CARIBOU, Maine — For more than 23 years, veterans in Aroostook County have been spared the more than 10-hour-long trip to the Togus VA Medical Center in Augusta and back because of the efforts of Cary Medical Center in Caribou.
While veterans and their families have long appreciated the hospital for establishing the nation’s first rural veterans’ community-based outpatient clinic in 1987, the facility is now getting recognition on a national scale.
Officials with The American Hospital Association announced Monday that the organization will present its Award of Honor to the Caribou hospital next week for its service to American veterans. The award, which will be presented to Cary officials during a ceremony on April 11 in Washington, D.C., is given to organizations and individuals in recognition of exemplary contributions to the health and well-being of people through leadership on major health policies or social initiatives.

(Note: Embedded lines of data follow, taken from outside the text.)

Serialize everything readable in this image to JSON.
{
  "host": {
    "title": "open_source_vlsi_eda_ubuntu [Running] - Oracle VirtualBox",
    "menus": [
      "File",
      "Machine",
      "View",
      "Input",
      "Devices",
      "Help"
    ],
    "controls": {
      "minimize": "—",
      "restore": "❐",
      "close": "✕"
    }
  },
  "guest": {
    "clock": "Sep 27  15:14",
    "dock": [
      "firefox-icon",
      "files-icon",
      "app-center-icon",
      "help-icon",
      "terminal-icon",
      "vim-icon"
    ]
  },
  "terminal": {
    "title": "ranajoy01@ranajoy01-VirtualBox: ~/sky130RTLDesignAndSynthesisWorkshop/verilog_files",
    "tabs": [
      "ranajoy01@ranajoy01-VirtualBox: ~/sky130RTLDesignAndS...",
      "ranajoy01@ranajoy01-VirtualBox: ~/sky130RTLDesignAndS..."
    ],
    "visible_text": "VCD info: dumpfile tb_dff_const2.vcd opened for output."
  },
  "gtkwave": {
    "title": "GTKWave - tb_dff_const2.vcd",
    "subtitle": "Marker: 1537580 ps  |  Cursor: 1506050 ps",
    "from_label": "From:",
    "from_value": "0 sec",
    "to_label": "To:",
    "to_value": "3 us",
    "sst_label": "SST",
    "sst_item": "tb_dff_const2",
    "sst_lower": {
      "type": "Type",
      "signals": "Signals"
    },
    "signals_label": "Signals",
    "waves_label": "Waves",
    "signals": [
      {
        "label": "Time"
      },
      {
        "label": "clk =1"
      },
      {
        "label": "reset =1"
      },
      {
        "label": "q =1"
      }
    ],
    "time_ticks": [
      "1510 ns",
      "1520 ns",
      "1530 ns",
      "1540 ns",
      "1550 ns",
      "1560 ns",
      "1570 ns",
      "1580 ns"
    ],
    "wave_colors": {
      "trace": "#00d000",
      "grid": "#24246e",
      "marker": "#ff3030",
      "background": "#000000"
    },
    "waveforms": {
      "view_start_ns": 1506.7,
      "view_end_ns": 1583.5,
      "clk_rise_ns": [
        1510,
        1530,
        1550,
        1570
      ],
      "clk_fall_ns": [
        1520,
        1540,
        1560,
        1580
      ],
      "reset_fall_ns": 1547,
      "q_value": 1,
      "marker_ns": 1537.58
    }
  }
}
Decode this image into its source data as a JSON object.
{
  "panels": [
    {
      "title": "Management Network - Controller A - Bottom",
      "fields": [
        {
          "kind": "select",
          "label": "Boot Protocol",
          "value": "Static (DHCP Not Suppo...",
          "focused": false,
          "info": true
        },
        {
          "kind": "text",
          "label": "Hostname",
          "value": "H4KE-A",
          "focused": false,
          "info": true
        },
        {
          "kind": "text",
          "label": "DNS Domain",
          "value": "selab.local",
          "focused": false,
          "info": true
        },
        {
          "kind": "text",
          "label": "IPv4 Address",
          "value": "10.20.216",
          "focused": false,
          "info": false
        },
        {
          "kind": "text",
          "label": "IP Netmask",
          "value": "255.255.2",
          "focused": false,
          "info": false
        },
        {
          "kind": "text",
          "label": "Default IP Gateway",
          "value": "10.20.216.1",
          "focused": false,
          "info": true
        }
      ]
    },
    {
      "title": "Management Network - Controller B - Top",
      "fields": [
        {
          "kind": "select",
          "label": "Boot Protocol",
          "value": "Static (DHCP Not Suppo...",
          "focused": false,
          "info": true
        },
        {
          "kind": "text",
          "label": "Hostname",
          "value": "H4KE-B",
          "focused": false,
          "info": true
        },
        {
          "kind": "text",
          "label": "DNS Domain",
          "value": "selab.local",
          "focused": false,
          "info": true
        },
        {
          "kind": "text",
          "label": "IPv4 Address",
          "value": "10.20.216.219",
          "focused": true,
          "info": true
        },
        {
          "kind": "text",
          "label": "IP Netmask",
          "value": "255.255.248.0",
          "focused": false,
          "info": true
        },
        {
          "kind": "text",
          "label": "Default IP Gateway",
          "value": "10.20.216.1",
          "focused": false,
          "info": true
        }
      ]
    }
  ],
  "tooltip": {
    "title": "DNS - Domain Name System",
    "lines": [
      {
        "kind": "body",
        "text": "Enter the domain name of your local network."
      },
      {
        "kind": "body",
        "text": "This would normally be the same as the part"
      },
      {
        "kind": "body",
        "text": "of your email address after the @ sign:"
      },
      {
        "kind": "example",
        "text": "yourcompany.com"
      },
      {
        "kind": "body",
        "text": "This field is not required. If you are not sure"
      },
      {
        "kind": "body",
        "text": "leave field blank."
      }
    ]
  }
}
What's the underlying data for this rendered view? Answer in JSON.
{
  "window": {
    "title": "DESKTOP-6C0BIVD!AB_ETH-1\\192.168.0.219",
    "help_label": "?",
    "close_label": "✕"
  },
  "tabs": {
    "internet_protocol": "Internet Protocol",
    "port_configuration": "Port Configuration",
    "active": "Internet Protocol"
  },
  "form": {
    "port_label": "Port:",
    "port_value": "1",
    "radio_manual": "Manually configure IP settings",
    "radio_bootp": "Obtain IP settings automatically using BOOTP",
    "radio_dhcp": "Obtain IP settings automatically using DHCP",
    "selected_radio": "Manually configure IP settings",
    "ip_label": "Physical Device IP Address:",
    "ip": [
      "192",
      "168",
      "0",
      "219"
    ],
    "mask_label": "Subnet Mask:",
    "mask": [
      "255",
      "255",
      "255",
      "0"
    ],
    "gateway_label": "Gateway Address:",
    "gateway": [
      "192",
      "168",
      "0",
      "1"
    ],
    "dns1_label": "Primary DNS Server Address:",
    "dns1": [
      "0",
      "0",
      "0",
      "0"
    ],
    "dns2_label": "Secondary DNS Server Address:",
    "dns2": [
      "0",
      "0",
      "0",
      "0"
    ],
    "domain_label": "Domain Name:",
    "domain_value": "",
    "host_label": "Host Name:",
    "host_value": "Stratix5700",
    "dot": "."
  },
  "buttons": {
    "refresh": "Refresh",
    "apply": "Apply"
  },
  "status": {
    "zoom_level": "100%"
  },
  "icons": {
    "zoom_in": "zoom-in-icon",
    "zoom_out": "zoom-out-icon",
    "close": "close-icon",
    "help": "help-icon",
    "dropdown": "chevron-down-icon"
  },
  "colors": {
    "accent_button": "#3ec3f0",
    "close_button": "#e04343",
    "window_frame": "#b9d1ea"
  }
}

The AHA is a not-for-profit association of health care provider organizations and individuals that are committed to the health improvement of their communities. The AHA is the national advocate for its members, which includes more than 5,000 hospitals, health care systems, networks, other providers of care and 38,000 individual members.
“We were very pleased to hear that we had won the award,” Bill Flagg, director of community relations and development at the hospital, said Tuesday. “Our congressional delegation has been instrumental in this process. They’ve provided us with letters of support, and so have a number of other organizations.”
The Caribou hospital established the nation’s first rural veterans’ community-based outpatient clinic, pioneering a health care delivery model that has set the standard for similar clinics throughout the country. When CMC proposed the clinic in the late 1970s, it sparked national discussions within the Veterans Administration about health care needs for rural veterans. CMC worked with the local veterans leadership group, Aroostook County Veterans, for more than a decade to secure approval from the VA to establish the clinic, which began with limited follow up care and opened formall.y as an outpatient clinic in 1987.
“The clinic was a collaboration between a lot of people,” said Flagg. “We began working with veterans back in 1979. At the time, our World War II veterans were getting older, and they had to drive 500 miles to make the trip to Togus. Back then, they had to go there for most everything, including X-rays and blood work. Something needed to change.”
Rich Umbdenstock, the AHA president and CEO, praised the hospital for establishing an outpatient veterans clinic that transformed health care for veterans in Maine and across the country.
“By bringing health care to veterans in rural areas where they live, Cary Medical Center filled a significant gap in their health needs and provided a model for other VA clinics,” said Umbdenstock.
Flagg said the clinic now serves up to 120 veterans a day, with more than 9,000 care visits annually, and provides primary care, mental health services, home-based care, telehealth, lab services, and health and wellness programs.
The hospital also worked closely with Maine Veterans’ Homes to establish a 40-bed long-term care facility and a 30-bed residential care facility on the Cary campus. The Maine Veterans’ Home provides skilled nursing, rehabilitation and long-term care with the goal of returning patients to their home and community, as well as a Maine Veterans’ Residential Care facility which provides care to patients with early dementia. As further expansion of veterans’ care is being considered, Cary continues to work with local veterans, the VA and Maine’s congressional delegation.
Previous Award of Honor winners include organizations such as Johnson & Johnson, The Institute for Safe Medication Practices and Habitat for Humanity.